Our hardware and software puts users back in control of computing–but, you may be wondering, can we do the same with our services? With Librem One, the answer is yes. We have big, no, huge dreams about what we can achieve with your support and the wealth of free software that already exists. But we need to keep our feet firmly on the ground.
In this post we will outline the touchstones we have used to do just that–engineer trustworthy services that everyone can use–with a design process called user-centered software engineering. We hope it will facilitate communication with friends and colleagues as we hack towards a common goal… and also show all non-technical readers that human beings are at the center of our bits and bytes. So, how did we do it?
In the beginning, we created user stories. A user story is a plain-language description of the goal that you, the person using the services, want to achieve–and represents a high-level system feature.
I am an everyday user without my own infrastructure. I want a single point of trust (account and applications), so that communication from my existing devices is both safe and easy.
This story highlights the essential reason we all use online services: we use our phones and laptops to communicate with others, and we don’t own or control all the machines in between. Typically, we need at least one “go-between” to relay messages.
I am a well-intentioned sysadmin. I want to host a service on a hostile network (the Internet), so that I can help strangers communicate without compromising their digital civil rights.

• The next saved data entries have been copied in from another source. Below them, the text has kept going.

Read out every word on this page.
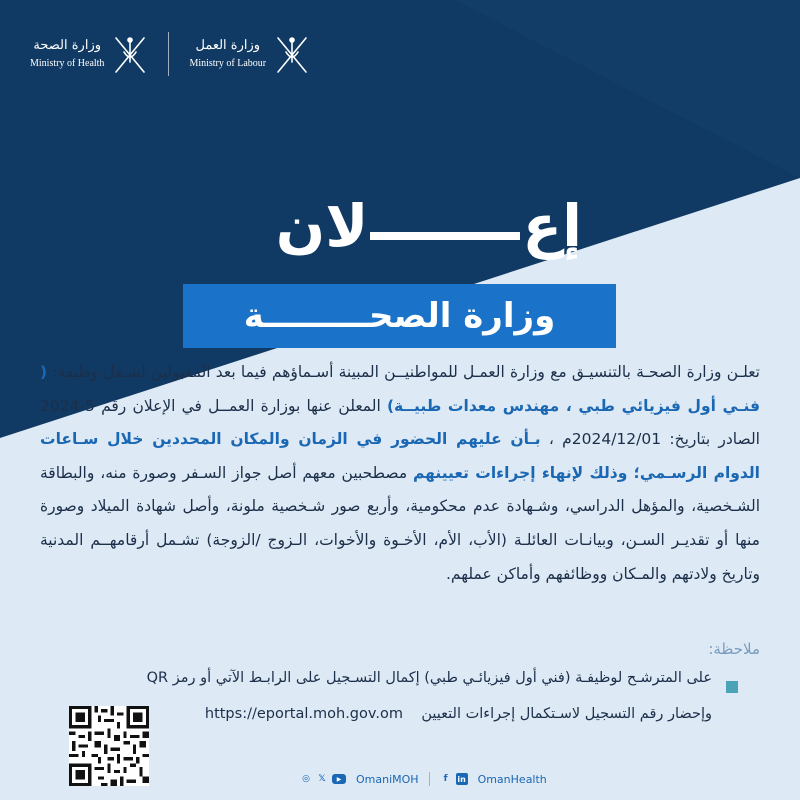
وزارة الصحة
Ministry of Health
وزارة العمل
Ministry of Labour
إعلان
وزارة الصحـــــــــة
تعلـن وزارة الصحـة بالتنسيـق مع وزارة العمـل للمواطنيــن المبينة أسـماؤهم فيما بعد المقبولين لشـغل وظيفة: ( فنـي أول فيزيائي طبي ، مهندس معدات طبيــة) المعلن عنها بوزارة العمــل في الإعلان رقم 5-2024 الصادر بتاريخ: 2024/12/01م ، بـأن عليهم الحضور في الزمان والمكان المحددين خلال سـاعات الدوام الرسـمي؛ وذلك لإنهاء إجراءات تعيينهم مصطحبين معهم أصل جواز السـفر وصورة منه، والبطاقة الشـخصية، والمؤهل الدراسي، وشـهادة عدم محكومية، وأربع صور شـخصية ملونة، وأصل شهادة الميلاد وصورة منها أو تقديـر السـن، وبيانـات العائلـة (الأب، الأم، الأخـوة والأخوات، الـزوج /الزوجة) تشـمل أرقامهــم المدنية وتاريخ ولادتهم والمـكان ووظائفهم وأماكن عملهم.
ملاحظة:
على المترشـح لوظيفـة (فني أول فيزيائـي طبي) إكمال التسـجيل على الرابـط الآتي أو رمز QR
وإحضار رقم التسجيل لاسـتكمال إجراءات التعيين    https://eportal.moh.gov.om
◎ 𝕏	▶	OmaniMOH	f	in OmanHealth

This story highlights a key difference between Librem One and other online services. Our ultimate goal is that anyone with infrastructure and time should be able to rebrand and replicate our services. Users at either provider should still be able to communicate, just like you can email or phone anyone else, no matter who their email or telephone provider is.

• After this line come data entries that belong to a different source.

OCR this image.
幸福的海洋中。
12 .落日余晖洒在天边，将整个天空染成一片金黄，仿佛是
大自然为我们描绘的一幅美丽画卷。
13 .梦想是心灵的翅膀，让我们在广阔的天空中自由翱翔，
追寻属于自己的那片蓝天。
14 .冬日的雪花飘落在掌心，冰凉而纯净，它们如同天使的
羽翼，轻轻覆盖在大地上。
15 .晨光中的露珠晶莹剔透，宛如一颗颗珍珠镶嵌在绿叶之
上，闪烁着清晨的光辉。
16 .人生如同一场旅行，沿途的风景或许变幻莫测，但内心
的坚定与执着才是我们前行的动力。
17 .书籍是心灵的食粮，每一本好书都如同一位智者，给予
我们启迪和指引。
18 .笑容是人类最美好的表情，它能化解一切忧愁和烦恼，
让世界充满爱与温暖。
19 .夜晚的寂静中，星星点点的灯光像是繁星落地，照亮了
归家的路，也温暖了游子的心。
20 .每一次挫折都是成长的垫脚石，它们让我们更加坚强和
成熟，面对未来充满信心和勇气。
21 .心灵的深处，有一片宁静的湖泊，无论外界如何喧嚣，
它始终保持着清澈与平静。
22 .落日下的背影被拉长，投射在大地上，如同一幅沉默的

While user stories are abstract, user personas are character sketches that help designers and developers keep a concrete person in mind, while they talk about kerning and for-loops. (These personas are minimal and not based on ethnological observation, so do take them with a grain of salt.)
Alice, Haruto and Thandi are college friends who keep in touch. They’re aware of front-page privacy issues (Snowden, Cambridge Analytica…) and are unhappy knowing that their messages, and those of their friends and family, are mined, monetized and otherwise abused.

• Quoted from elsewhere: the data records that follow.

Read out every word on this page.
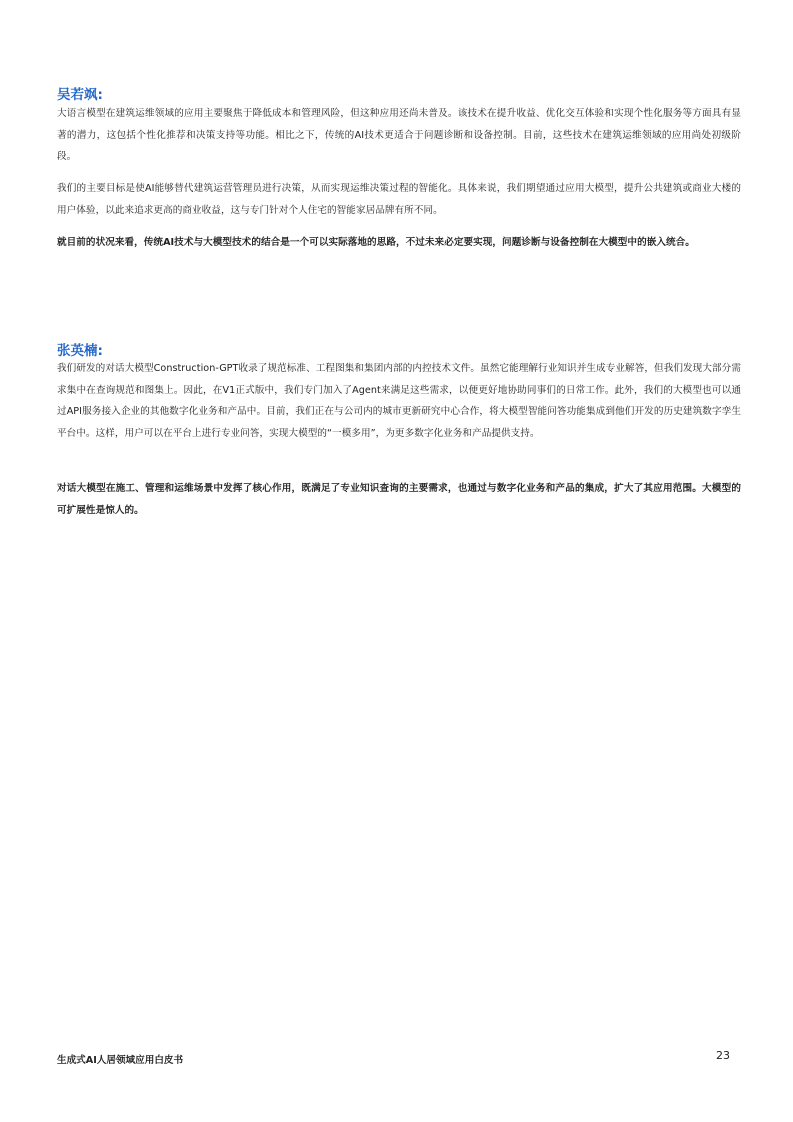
吴若飒:

大语言模型在建筑运维领域的应用主要聚焦于降低成本和管理风险，但这种应用还尚未普及。该技术在提升收益、优化交互体验和实现个性化服务等方面具有显著的潜力，这包括个性化推荐和决策支持等功能。相比之下，传统的AI技术更适合于问题诊断和设备控制。目前，这些技术在建筑运维领域的应用尚处初级阶段。

我们的主要目标是使AI能够替代建筑运营管理员进行决策，从而实现运维决策过程的智能化。具体来说，我们期望通过应用大模型，提升公共建筑或商业大楼的用户体验，以此来追求更高的商业收益，这与专门针对个人住宅的智能家居品牌有所不同。

就目前的状况来看，传统AI技术与大模型技术的结合是一个可以实际落地的思路，不过未来必定要实现，问题诊断与设备控制在大模型中的嵌入统合。

张英楠:

我们研发的对话大模型Construction-GPT收录了规范标准、工程图集和集团内部的内控技术文件。虽然它能理解行业知识并生成专业解答，但我们发现大部分需求集中在查询规范和图集上。因此，在V1正式版中，我们专门加入了Agent来满足这些需求，以便更好地协助同事们的日常工作。此外，我们的大模型也可以通过API服务接入企业的其他数字化业务和产品中。目前，我们正在与公司内的城市更新研究中心合作，将大模型智能问答功能集成到他们开发的历史建筑数字孪生平台中。这样，用户可以在平台上进行专业问答，实现大模型的“一模多用”，为更多数字化业务和产品提供支持。

对话大模型在施工、管理和运维场景中发挥了核心作用，既满足了专业知识查询的主要需求，也通过与数字化业务和产品的集成，扩大了其应用范围。大模型的可扩展性是惊人的。

生成式AI人居领域应用白皮书	23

Alice is a doctor who uses phone and email to communicate with colleagues, and short text messages to keep in touch with her family during the day. She has a demanding job and an active social life, so she doesn’t have much time to fiddle with her laptop and phone, or log support issues. She expects software to “just work”. She is our reference for an everyday user.
Alice illustrates that just because you know where the palatine uvula is, it doesn’t mean you have the time–or the inclination–to learn every technical trick there is just to stay private.
Haruto is a grief counselor who uses email for work, and a variety of tools to communicate with clients about personal, sensitive issues. He enjoys trying out new apps and features in his spare time, but would never compromise the trust of his clients. He expects core communication tools to “just work”, but doesn’t mind tweaking or reinstalling experimental tools, posting questions on forums or reporting problems informally. He is our reference for a privacy enthusiast.
Haruto illustrates that, no matter how mild our threat model, at some point we all rely on the tools that fascinate us.
Thandi is a sysadmin by day, managing sensitive data on a corporate intranet and VPN, and a sysadmin by night, managing infrastructures for local at-risk communities–none of whom she knows in person. She has professional expertise in software development and engineering (including command-line usage and logging reproducible issues in an issue tracker) and security best practices. She is our reference for an experienced user.
Thandi illustrates that, as expertise and responsibility grow, time diminishes. And additionally, that your recommendations and contributions impact real people.
This post has hopefully outlined the high-level concerns driving our development process. But there are, of course, many other issues to consider: legal, technical, compatibility, accessibility, language, demographics… the list goes on, but the important thing for us is that the human element always remains at the center.
And, in case you liked them, please feel free to re-use our user stories, personas and images (drawn by David Revoy) under our always-on BY-SA license.